Replacing Passwords With EasyAuth


There's been a lot of focus on replacing passwords for authentication lately. Google and Twitter have each put forward proposals to address issues in authentication, Google's based on browser modifications and Twitter's based on mobile phone usage. Many people advocate multi-factor authentication while others advocate email-based authentication or even more unusual ideas.

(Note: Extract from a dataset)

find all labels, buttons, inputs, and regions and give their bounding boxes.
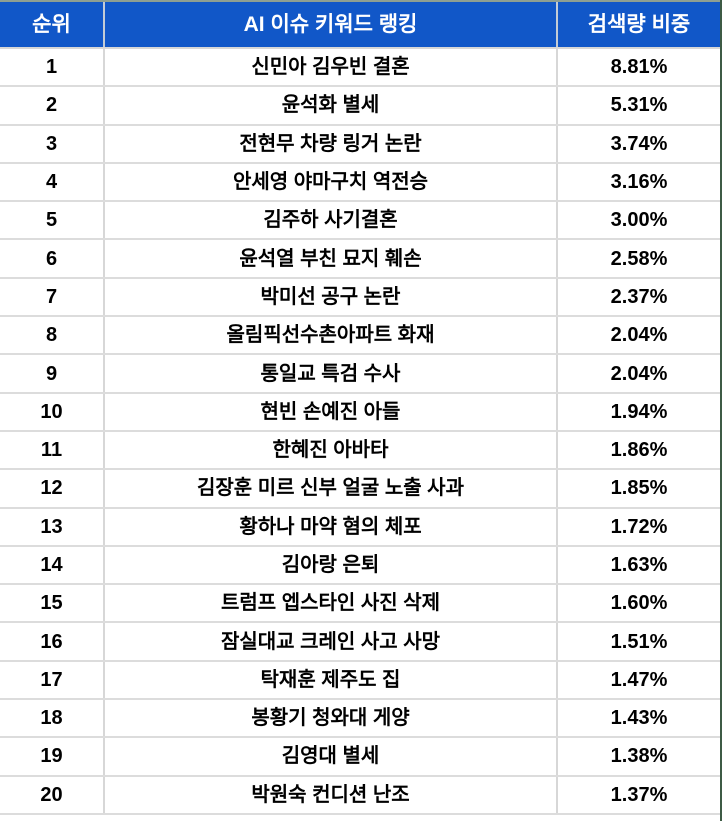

While many offer realistic solutions for the headache of passwords and are more secure against some attacks, we need a solution that can address all of the related issues:
- Users can't be expected to come up with secrets or remember them or re-use them or be responsible for not accidentally giving them away.
- It cannot rely on email; it needs to work as the authentication method for an email system.
- It cannot rely on phones or other devices, since not everyone is comfortable sharing their phone number or purchasing new devices.
- It should be able to take advantage of mobile devices for multi-factor authentication if available.
- It should ensure clients' data is as secure as the clients' authentication, even with a problematic CA system.
- It needs to be in a workable form now, with code available and maximally compatible with existing browsers, servers, and devices.

EasyAuth (EZA) is a proof-of-concept passwordless authentication system based on client SSL certificates that meets all of these challenges.

  • It’s much easier on your users than the typical password and secret question systems. Ordinary people just can’t create and remember random passwords for every site.
  • This system stops attackers who can find out or guess security questions or guess or brute-force passwords. These are the same kind of attacks that have worked again and again against many celebrities, website owners, and ordinary people.
  • Because EZA uses modern crypto, malicious websites with fake login pages that can steal passwords won’t work. You can re-use the same certificate on all websites and unlike re-used passwords, even if one site got hacked or was malicious itself, you’ll still be secure on the other sites. Or you can easily use different certificates to maintain anonymity.
  • This system even stops advanced attackers who can “man-in-the-middle” your connection and strip the encryption of other sites with fraudulent certificates. Hundreds of organizations can issue certificates and many have issued bad certificates before. This system doesn’t rely on trusting any of those organizations, since it verifies your actual key!
  • This system supports two factor (or 3 factor or 4 factor or…) authentication that’s stronger than even other multi-factor authentication systems.
  • EZA has stronger account reset processes, using multiple devices and/or a printed or mailed reset code, not like the typical insecure account reset questions whose answers are all too easy to guess or find out.
  • EZA even supports smart cards for users that have them, for true multi-factor authentication and the highest level of security.
  • EZA does not require any new hardware, and it is compatible with almost every browser and platform in use today.
  • EZA is BSD-licensed and github-hosted so you can check out the source, use it in your own projects, or even try it out right now from the perspective of a user at https://scriptjunkie.us/easyauth/.

It’s time to stop blaming the victims and give people something better.